Egophony is a classic auscultatory finding characterized by an alteration in the quality of transmitted voice sounds during lung examination, in which a spoken E is heard as a nasal A. This finding occurs when normally air-filled lung tissue becomes consolidated or compressed, most commonly in conditions such as pneumonia or at the upper border of a pleural effusion. The consolidated lung preferentially transmits higher-frequency sound vibrations, allowing voice sounds to be heard more clearly and with altered resonance. Although egophony is an infrequent finding, it is highly specific and, when present, significantly increases diagnostic confidence for focal lung pathology. As a bedside, low-cost, and noninvasive maneuver, egophony remains a valuable adjunct to modern diagnostic evaluation when integrated with clinical context and other examination findings. Effective use of egophony requires coordinated skills and strategies across the interprofessional healthcare team. Clinicians and advanced practitioners apply auscultatory findings within clinical reasoning to guide diagnostic prioritization, imaging decisions, and early treatment. Nurses play a critical role in identifying respiratory changes, reporting abnormal breath sounds, and reinforcing timely reassessment.
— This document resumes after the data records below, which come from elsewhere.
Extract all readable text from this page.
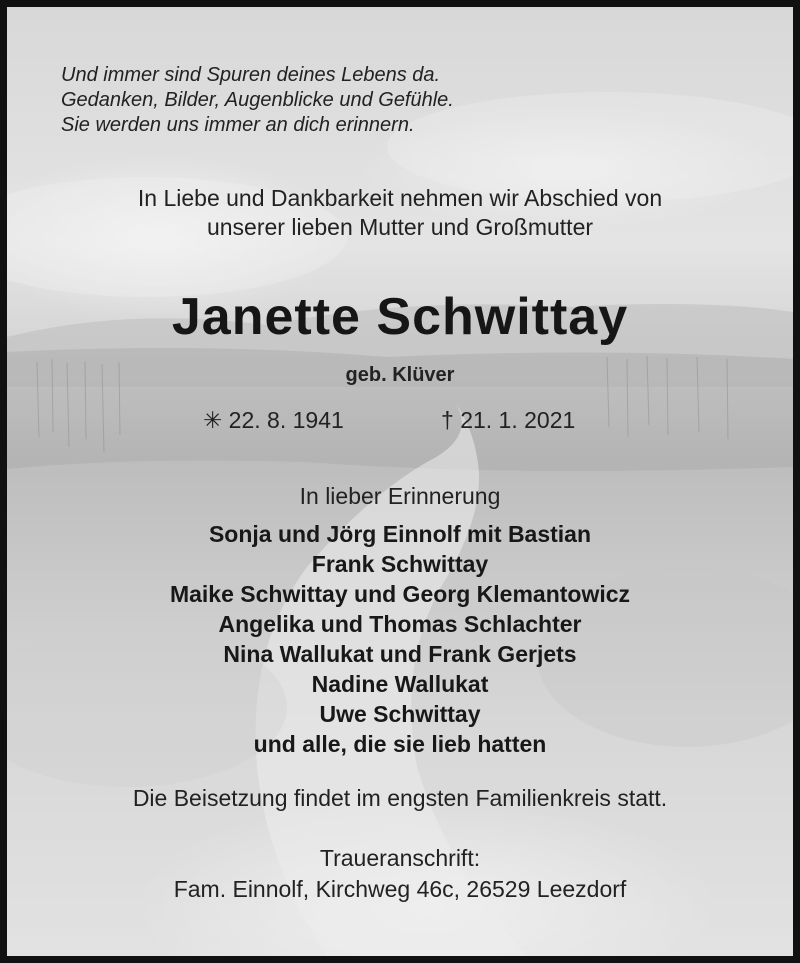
Und immer sind Spuren deines Lebens da.
Gedanken, Bilder, Augenblicke und Gefühle.
Sie werden uns immer an dich erinnern.
In Liebe und Dankbarkeit nehmen wir Abschied von
unserer lieben Mutter und Großmutter
Janette Schwittay
geb. Klüver
✳ 22. 8. 1941	† 21. 1. 2021
In lieber Erinnerung
Sonja und Jörg Einnolf mit Bastian
Frank Schwittay
Maike Schwittay und Georg Klemantowicz
Angelika und Thomas Schlachter
Nina Wallukat und Frank Gerjets
Nadine Wallukat
Uwe Schwittay
und alle, die sie lieb hatten
Die Beisetzung findet im engsten Familienkreis statt.
Traueranschrift:
Fam. Einnolf, Kirchweg 46c, 26529 Leezdorf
Pharmacists contribute by aligning antimicrobial therapy and supportive medications with suspected pulmonary diagnoses, improving safety and therapeutic effectiveness. Respiratory therapists and other healthcare professionals support comprehensive pulmonary assessment and monitoring. Clear interprofessional communication ensures that abnormal physical findings such as egophony are accurately conveyed, contextualized, and acted upon. Coordinated care enhances patient-centered outcomes by promoting earlier diagnosis, reducing unnecessary testing, improving patient understanding at the bedside, and strengthening team performance through shared clinical awareness and collaboration.